5.3. Utilization Factor

The capacity utilization achieved by the proposed policy during widespread, shower, and thunderstorm rain events is compared under different prediction intervals. In Figures 1214, the utilization factors under 1-, 4-, and 10-period predictions are shown. These also show that during all rain events, the best capacity utilization is achieved when the 4-period prediction scheme is implemented. This agrees with conclusions drawn from the CBP and throughput results previously presented.

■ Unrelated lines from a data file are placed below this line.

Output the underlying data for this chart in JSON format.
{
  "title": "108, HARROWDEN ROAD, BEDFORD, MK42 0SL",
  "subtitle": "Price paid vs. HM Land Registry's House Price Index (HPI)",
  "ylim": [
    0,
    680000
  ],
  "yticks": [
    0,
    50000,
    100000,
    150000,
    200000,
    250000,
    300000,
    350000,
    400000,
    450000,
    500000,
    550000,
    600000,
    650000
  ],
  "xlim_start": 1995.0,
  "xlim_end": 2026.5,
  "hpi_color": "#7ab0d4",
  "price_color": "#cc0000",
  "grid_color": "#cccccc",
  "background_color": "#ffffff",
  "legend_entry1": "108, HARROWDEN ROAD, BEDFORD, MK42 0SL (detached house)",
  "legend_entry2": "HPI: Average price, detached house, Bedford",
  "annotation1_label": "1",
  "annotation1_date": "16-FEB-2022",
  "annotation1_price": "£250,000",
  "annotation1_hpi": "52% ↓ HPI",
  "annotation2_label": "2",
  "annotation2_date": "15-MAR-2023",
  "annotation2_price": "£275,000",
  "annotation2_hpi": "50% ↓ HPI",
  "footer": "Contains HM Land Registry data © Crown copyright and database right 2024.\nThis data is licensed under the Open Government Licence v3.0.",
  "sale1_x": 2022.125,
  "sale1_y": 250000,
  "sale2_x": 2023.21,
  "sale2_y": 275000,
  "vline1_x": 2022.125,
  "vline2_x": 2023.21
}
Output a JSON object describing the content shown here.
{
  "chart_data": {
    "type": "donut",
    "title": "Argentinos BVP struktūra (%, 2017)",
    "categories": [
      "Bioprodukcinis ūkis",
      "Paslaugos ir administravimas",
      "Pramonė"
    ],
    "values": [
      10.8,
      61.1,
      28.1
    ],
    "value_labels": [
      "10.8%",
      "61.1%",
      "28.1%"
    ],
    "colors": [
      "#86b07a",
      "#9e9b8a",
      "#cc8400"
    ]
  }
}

The prediction of channel states at four periods within the duration of each user’s connection is optimal and achieves best network performance. A comparison of the different utilization factors obtained at system load of 10 under the three channel states also confirms this (Figure 15).

6. Conclusions

This work proposes an efficient admission control policy for providing QoS guarantees to multimedia connections in satellite networks. By implementing an adaptive transmission mechanism, the inherent challenge of mitigating the effect of rain attenuation on transmitted signals can be addressed. It has been shown that resource allocation and utilization can be made more efficient through prediction of the state of the channel at regular intervals within the duration of the lifetime of an accepted connection. In fact, we have shown that the frequent prediction of the attenuation experienced on the link improves the overall network’s performance. Although increasing the frequency of the prediction of channel conditions improves the efficiency of transmission and utilization of resources, latency may be introduced to the link as the number of prediction periods increases. Thus, an optimal number of intervals for which the channel states should be predicted must be determined in order to minimize this latency. Based on simulation results, a four-period prediction is determined to be optimal. In our future work, we shall consider the determination of the optimal number of prediction periods analytically.

Data Availability

The results presented in the research were obtained from computer simulations.

Conflicts of Interest

The authors declare that they have no conflicts of interest.

Acknowledgments

The authors like to thank the Center for Radio Access and Rural Technologies (CRART) of the University of KwaZulu-Natal, Durban, 4041, South Africa, for supporting this work.